GenAI uses your organization's private data to complement the model's intelligence (based on the data it was trained on) to provide customized answers to questions asked by your users in your organization. You first deploy the infrastructure needed for a RAG framework, then build a knowledge base using your organization's data sources and foundation models available via Amazon Bedrock, and then connect an application (such as a Q&A chatbot) to the knowledge base.

A diagram showing GenAI key components

How workload factory for GenAI helps to build Generative AI applications

GenAI helps to build generative AI applications using RAG in the following ways:

  • Deploys the required infrastructure for Retrieval Augmented Generation (RAG) framework to work with data sources on FSx for ONTAP file systems and Amazon Bedrock. The infrastructure includes the NetApp GenAI Engine instance for managing data, an embedded vector database (LanceDB), and storage on your FSx for ONTAP file system for the vector database.

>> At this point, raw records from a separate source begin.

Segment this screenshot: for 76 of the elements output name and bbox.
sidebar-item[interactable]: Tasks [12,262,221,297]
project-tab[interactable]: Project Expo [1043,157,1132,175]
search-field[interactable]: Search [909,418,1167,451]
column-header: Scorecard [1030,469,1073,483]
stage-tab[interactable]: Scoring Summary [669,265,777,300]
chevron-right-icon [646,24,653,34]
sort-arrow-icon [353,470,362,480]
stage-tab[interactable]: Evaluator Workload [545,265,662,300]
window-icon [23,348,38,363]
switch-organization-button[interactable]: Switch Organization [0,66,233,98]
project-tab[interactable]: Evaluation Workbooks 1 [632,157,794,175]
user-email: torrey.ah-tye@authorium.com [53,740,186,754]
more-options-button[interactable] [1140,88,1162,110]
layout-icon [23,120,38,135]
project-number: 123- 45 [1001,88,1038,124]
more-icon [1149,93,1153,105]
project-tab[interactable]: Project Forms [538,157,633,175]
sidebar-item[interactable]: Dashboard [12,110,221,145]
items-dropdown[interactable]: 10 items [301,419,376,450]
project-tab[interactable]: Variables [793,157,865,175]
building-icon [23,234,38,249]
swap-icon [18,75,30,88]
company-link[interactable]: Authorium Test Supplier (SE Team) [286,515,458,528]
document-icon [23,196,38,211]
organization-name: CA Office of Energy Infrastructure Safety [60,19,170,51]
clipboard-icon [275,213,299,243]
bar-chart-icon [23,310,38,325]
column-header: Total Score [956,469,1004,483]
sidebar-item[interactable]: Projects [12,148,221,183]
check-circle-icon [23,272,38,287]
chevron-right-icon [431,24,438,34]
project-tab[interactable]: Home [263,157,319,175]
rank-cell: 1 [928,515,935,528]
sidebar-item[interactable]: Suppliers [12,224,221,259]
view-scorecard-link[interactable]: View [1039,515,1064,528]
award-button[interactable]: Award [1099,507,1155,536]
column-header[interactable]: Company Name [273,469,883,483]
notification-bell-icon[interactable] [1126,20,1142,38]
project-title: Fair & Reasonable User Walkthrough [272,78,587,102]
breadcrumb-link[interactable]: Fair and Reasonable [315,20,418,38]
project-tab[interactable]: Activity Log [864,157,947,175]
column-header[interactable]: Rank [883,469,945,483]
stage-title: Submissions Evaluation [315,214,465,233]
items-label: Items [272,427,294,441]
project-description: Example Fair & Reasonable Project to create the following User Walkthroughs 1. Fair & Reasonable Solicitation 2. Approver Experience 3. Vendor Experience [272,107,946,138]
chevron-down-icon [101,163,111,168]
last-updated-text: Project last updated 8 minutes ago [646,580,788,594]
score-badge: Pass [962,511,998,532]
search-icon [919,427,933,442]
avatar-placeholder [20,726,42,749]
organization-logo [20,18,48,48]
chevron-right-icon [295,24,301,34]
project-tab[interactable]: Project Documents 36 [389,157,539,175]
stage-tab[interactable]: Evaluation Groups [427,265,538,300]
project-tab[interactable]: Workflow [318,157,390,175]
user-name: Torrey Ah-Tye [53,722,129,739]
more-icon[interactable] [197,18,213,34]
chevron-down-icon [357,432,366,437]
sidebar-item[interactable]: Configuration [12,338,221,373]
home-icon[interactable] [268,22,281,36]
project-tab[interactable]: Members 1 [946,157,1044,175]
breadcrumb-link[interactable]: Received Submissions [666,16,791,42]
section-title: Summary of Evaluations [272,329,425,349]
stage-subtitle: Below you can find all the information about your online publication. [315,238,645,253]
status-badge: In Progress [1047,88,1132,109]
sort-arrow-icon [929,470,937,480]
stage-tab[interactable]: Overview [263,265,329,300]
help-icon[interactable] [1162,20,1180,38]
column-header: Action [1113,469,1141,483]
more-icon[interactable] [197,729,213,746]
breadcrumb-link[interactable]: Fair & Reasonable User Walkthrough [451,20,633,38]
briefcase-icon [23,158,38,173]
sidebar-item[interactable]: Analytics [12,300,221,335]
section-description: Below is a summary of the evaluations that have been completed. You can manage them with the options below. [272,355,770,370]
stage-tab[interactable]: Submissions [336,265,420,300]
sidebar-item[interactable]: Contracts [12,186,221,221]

  • Helps connect the data sources to embeddings and language models available via Amazon Bedrock for embedding data sources and retrieving the responses for user queries. The data sources, along with models and their configuration, are presented as FSx for ONTAP knowledge bases.

  • Ingests source data into the knowledge base to embed source files on SMB shares and NFS exports on FSx for ONTAP file systems along with storing file permissions for files within SMB shares.

  • Automatically builds conversation starter questions based on the content in the knowledge bases.

  • Provides a chat simulator for data administrators to test chatting with the knowledge bases.

Tools to use workload factory

You can use BlueXP workload factory with the following tools:

  • Workload factory console: The Workload factory console provides a visual interface that gives you a holistic view of your applications and projects.

  • BlueXP console: The BlueXP console provides a hybrid interface experience so that you can use BlueXP workload factory along with other BlueXP services.

  • REST API: Workload factory REST APIs let you deploy and manage your FSx for ONTAP file systems and other AWS resources.

  • CloudFormation: AWS CloudFormation code lets you perform the actions you defined in the workload factory console to model, provision, and manage AWS and third-party resources from the CloudFormation stack in your AWS account.

  • Terraform BlueXP workload factory Provider: Terraform lets you build and manage infrastructure workflows generated in the workload factory console.

Cost

There is no cost for using the GenAI capability of workload factory.

However, you'll need to pay for AWS resources that you deploy in order to support the generative AI infrastructure. For example, you will pay AWS for the Amazon Bedrock AI service, FSx for ONTAP file system and storage capacity, and the GenAI engine EC2 instance.

Licensing

No special licenses are needed from NetApp to use the AI capabilities of workload factory.